Pillai’s performances, and her talks on the history of her community, is her way of reclaiming the tradition.

But Pillai’s decision to speak up has given strength to other dancers from her community. “It was almost a shame (to belong to the devadasi community) earlier,” says one of the Bharatanatyam dancers in Chennai, requesting anonymity, because they feared a backlash from “a largely Brahmin-dominated circle of dancers”. Another dancer from Coimbatore, who follows Pillai’s performances and talks, says, “They labelled it as prostitution but Nrithya taught us it was their problem, that we were not wrong,” she says.
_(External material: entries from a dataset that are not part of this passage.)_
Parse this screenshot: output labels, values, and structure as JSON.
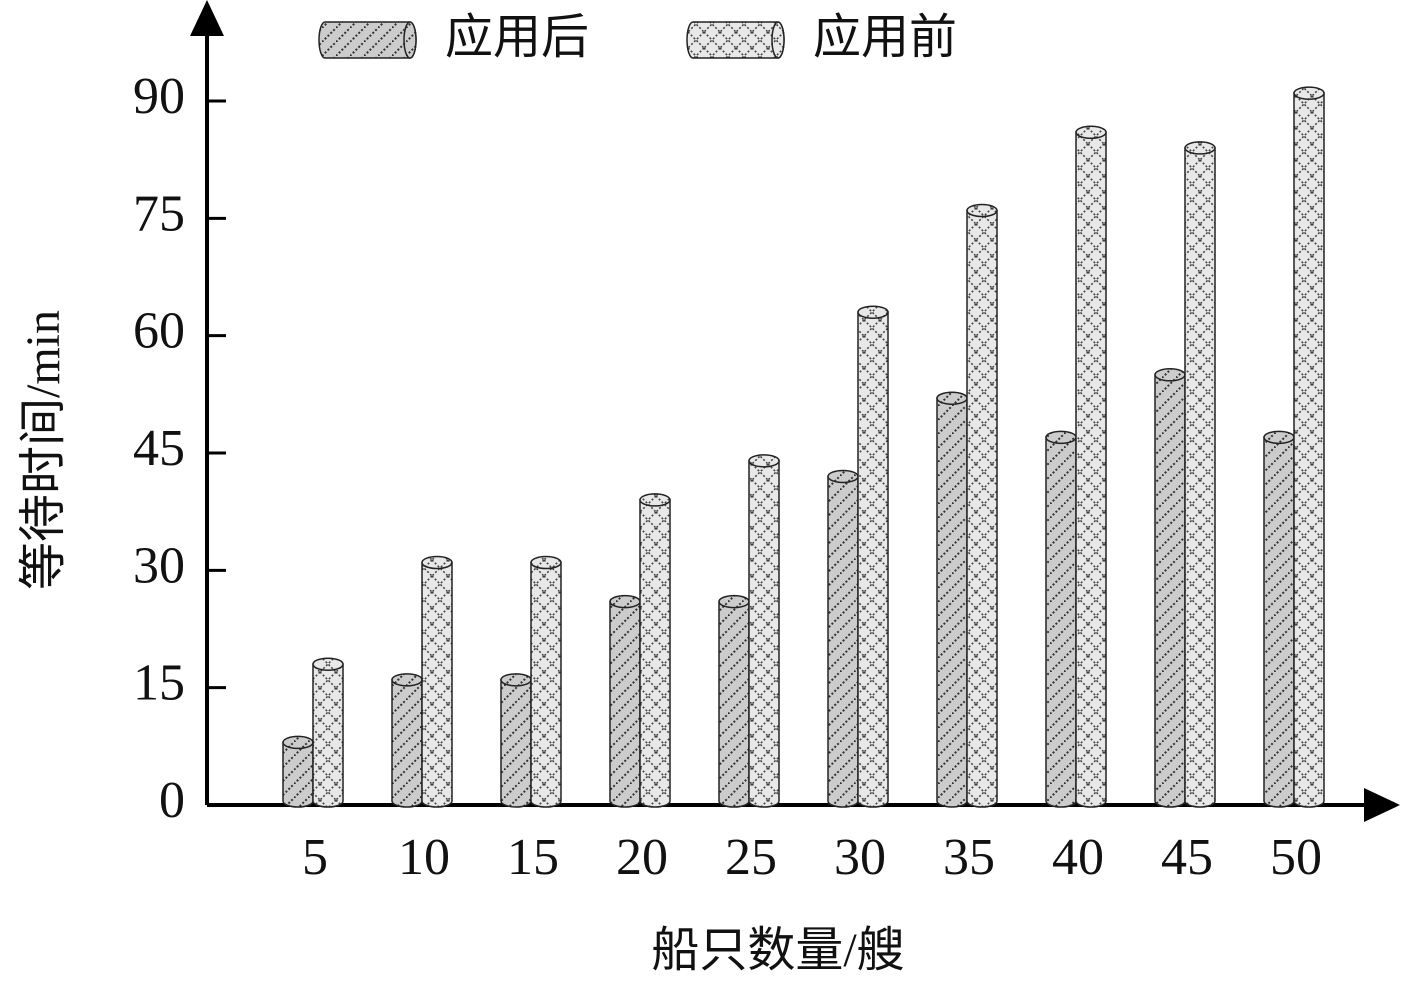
{
  "chart_data": {
    "type": "bar",
    "x_label": "船只数量/艘",
    "y_label": "等待时间/min",
    "categories": [
      "5",
      "10",
      "15",
      "20",
      "25",
      "30",
      "35",
      "40",
      "45",
      "50"
    ],
    "series": [
      {
        "name": "应用后",
        "color": "#cccccc",
        "values": [
          8,
          16,
          16,
          26,
          26,
          42,
          52,
          47,
          55,
          47
        ]
      },
      {
        "name": "应用前",
        "color": "#e8e8e8",
        "values": [
          18,
          31,
          31,
          39,
          44,
          63,
          76,
          86,
          84,
          91
        ]
      }
    ],
    "ylim": [
      0,
      102
    ],
    "yticks": [
      0,
      15,
      30,
      45,
      60,
      75,
      90
    ]
  }
}
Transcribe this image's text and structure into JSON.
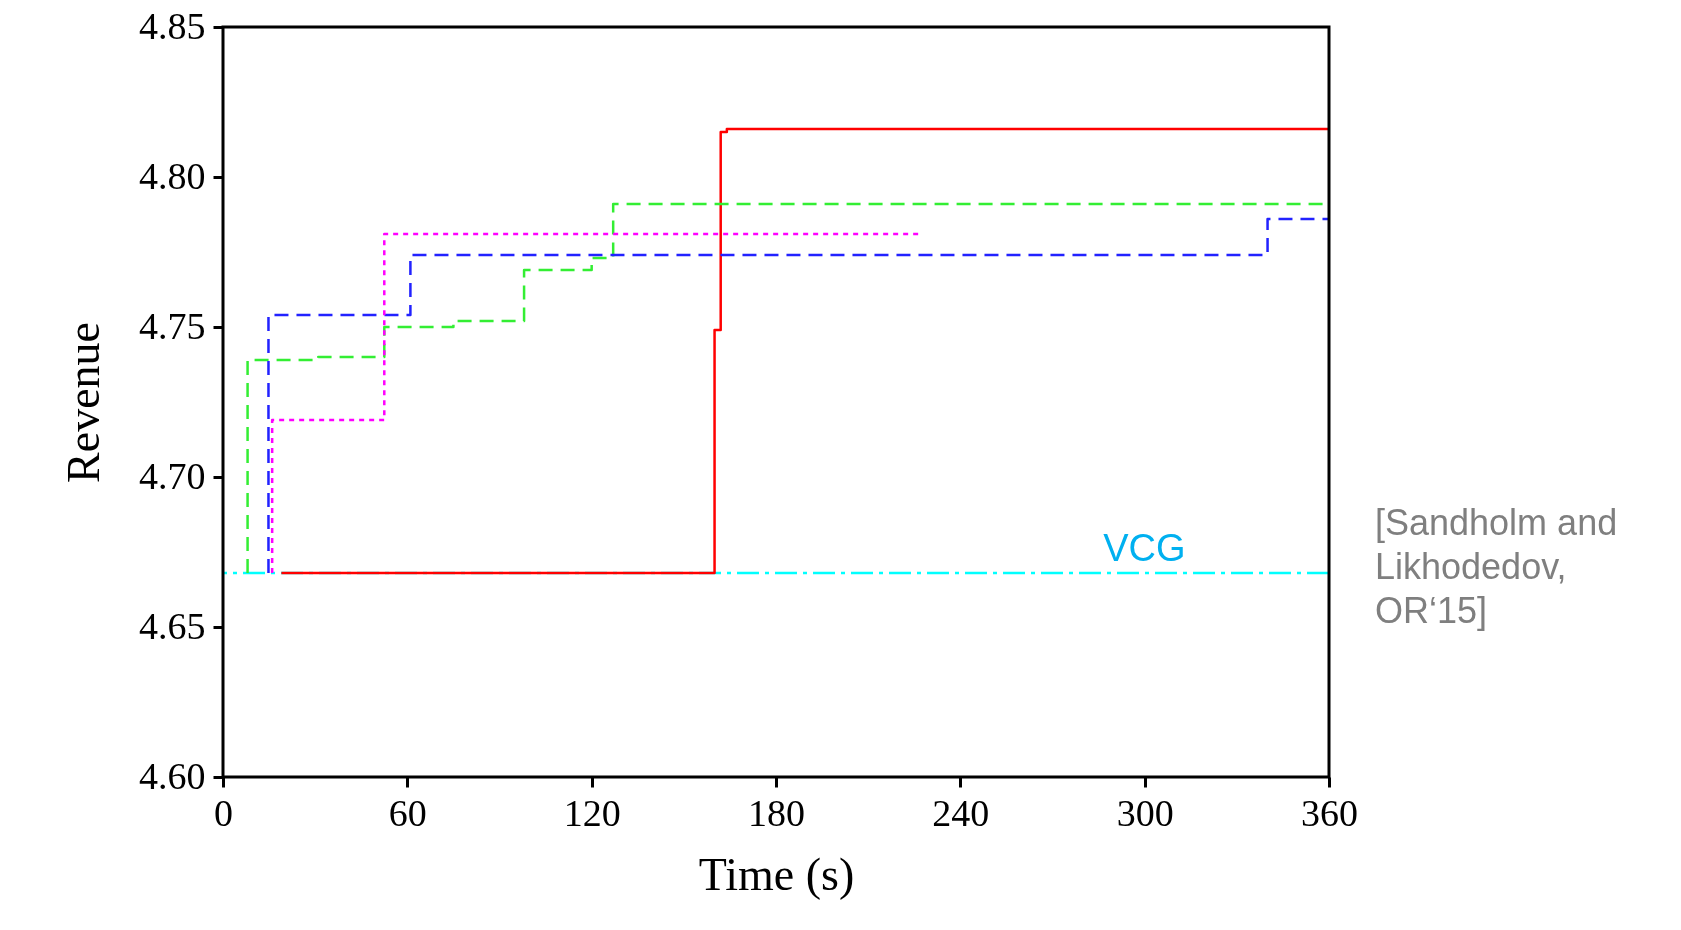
{
  "chart_data": {
    "type": "step",
    "xlabel": "Time (s)",
    "ylabel": "Revenue",
    "xlim": [
      0,
      360
    ],
    "xticks": [
      0,
      60,
      120,
      180,
      240,
      300,
      360
    ],
    "ylim": [
      4.6,
      4.85
    ],
    "yticks": [
      {
        "value": 4.6,
        "label": "4.60"
      },
      {
        "value": 4.65,
        "label": "4.65"
      },
      {
        "value": 4.7,
        "label": "4.70"
      },
      {
        "value": 4.75,
        "label": "4.75"
      },
      {
        "value": 4.8,
        "label": "4.80"
      },
      {
        "value": 4.85,
        "label": "4.85"
      }
    ],
    "grid": false,
    "series": [
      {
        "color": "#ff0000",
        "line_style": "solid",
        "x": [
          19,
          160,
          162,
          164,
          360
        ],
        "values": [
          4.668,
          4.749,
          4.815,
          4.816,
          4.816
        ]
      },
      {
        "color": "#33ee33",
        "line_style": "dashed",
        "x": [
          8,
          8,
          31,
          52.5,
          75,
          98,
          120,
          127,
          360
        ],
        "values": [
          4.668,
          4.739,
          4.74,
          4.75,
          4.752,
          4.769,
          4.773,
          4.791,
          4.791
        ]
      },
      {
        "color": "#2222ff",
        "line_style": "dashed",
        "x": [
          14.8,
          14.8,
          61,
          340,
          360
        ],
        "values": [
          4.668,
          4.754,
          4.774,
          4.786,
          4.786
        ]
      },
      {
        "color": "#ff00ff",
        "line_style": "dotted",
        "x": [
          16,
          16,
          52.5,
          227
        ],
        "values": [
          4.668,
          4.719,
          4.781,
          4.781
        ]
      }
    ],
    "ref_lines": [
      {
        "axis": "y",
        "value": 4.668,
        "label": "VCG",
        "color": "#00ffff",
        "line_style": "dashdot"
      }
    ],
    "annotations": [
      "[Sandholm and Likhodedov, OR‘15]"
    ]
  }
}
Pillai argues that the abolition was sociocultural violence against the Isaivellalar. While the women were denied entry by law, “you used the men from the same community to learn this art form, turning them into Bharatanatyam teachers.” She remembers her own grandfather as a gentle artiste, who never got the respect due to him. “Even if he had dreams for me, women in the family assumed that I cannot become a dancer or artist. He was a kind teacher. But the situation of Isaivellalar men also did not allow them to be assertive or demand respect,” she says.

In her talks, Pillai speaks with pride about women in her community, pioneers of the dance form, their history and her family lineage, and dedicates each piece to a dancer from her community. “Even if the society may not encourage me to take pride in my devadasi lineage, I still had an instinct to do this,” she says.

The reformers, led by Reddy, did not understand that the Isaivellalar were a matrilineal caste, where women enjoyed many rights. “It was a powerful system and ensured the social security of women…devadasi women had access to land, money and social structures,” Pillai says. A new, more conservative morality of the early 20th century failed to acknowledge that.

One of the padams she performed at Brahma Gana Sabha last month was Yaarukkakilum Bhayamaa, which asks, “Why should I be scared of anyone?” Do these radical steps, the chanting of “Jai Bhim” make her a Periyarist or Ambedkarite in Chennai? “No,” she says. The 1927 legislation that said that “any women dancing in a social gathering in the temple premises, or any place, is a crime,” was supported not only by Reddy but also a social reformer like Periyar, she points out. “Even Periyarists and Ambedkarites consider Bharatanatyam as an art form of the upper castes now. After I said Jai Bhim, they started engaging with me,” Pillai says.

The Isaivellalar was disempowered both by the left and the right, says Pillai, because “morality for everyone is Brahminical” and female sexuality was suspect for all. Pillai sees the purge of the devadasis from classical music and dance as a “process of appropriation”. “Our saviours and enemies are the same. Those fighting for the ‘lower caste’ and marginalised are also upper caste… This has been so for time immemorial,” she says.

“The devadasi system is long gone but we are its remnants. But someone like me reclaiming my heritage is like saying we are the daughters of the witches you burnt.”